De la violencia asesina que llevamos en las entrañas, pues todos reaccionamos queriendo matar al que mata, solo nos salva el perdón de la víctima.
La muerte de Jesús nos revela el único poder capaz de salvarnos de esa violencia asesina, el poder de la víctima perdonadora, el poder de quien no se vuelve cómplice de la muerte porque le asesinen, sino que incluso en medio de esa violencia asesina, en vez de muerte, pone vida, es decir, perdón y posibilidad de nueva vida para aquellos que le dan muerte, y por ende, para todos aquellos que creen que el verdadero poder de salvación en este mundo es el poder de la víctima perdonadora.

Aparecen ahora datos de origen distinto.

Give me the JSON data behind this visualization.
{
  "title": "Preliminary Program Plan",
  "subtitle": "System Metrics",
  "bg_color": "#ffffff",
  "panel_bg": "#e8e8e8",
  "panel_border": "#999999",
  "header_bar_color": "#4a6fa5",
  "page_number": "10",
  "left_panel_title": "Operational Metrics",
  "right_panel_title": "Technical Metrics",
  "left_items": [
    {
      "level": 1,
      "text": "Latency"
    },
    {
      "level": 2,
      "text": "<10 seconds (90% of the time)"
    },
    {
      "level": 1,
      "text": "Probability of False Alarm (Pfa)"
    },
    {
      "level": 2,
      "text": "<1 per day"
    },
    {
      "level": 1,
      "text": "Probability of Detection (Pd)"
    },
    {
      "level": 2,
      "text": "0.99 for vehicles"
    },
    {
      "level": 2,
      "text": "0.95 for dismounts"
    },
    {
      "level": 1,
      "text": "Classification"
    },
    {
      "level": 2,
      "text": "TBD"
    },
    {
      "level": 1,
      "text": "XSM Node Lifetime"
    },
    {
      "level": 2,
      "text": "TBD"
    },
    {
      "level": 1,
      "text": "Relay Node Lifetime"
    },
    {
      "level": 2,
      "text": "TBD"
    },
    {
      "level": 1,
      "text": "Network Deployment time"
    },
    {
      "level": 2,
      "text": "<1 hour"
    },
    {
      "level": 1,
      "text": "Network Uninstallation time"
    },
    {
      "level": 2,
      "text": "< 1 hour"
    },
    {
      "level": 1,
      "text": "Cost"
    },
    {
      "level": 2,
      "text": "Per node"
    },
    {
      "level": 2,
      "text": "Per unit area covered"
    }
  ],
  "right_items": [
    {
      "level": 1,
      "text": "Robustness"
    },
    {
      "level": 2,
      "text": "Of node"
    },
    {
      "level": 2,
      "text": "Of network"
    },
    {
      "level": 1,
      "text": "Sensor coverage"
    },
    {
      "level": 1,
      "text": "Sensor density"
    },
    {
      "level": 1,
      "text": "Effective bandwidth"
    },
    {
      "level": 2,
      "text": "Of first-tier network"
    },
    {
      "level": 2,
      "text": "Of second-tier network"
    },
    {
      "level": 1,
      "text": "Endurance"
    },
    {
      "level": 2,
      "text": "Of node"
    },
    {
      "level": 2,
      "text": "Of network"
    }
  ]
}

Los primeros que creyeron en Jesús fueron sus discípulos, a los que se les reveló Dios en esa muerte, porque descubrieron que, a diferencia de todas las demás víctimas de la historia humana, Cristo no se había quedado en el sepulcro como un muerto más aplastado por la violencia humana, sino que su entrega había sido vivificadora, es decir, que el Dios que estaba presente en su muerte vivificando incluso a sus asesinos, era más fuerte que la muerte, y lo acogió en su seno, es decir, le comunicó plenamente su vida, lo resucitó.
La vida de Dios que se hizo presente en su muerte como víctima perdonadora, venció el poder de muerte de la violencia asesina de los hombres, es decir, Jesús fue resucitado por Dios, fue vivificado por Dios, pero lo fue, no después de su muerte, sino durante toda su vida, –de ahí que el evangelista Juan diga que Jesús es la resurrección–, y de un modo radical, en su muerte.
La resurrección es la entrega vivificadora de la víctima perdonadora. Algo excepcional y único que Jesús ha revelado a la humanidad y que en esta Semana Santa rememoramos.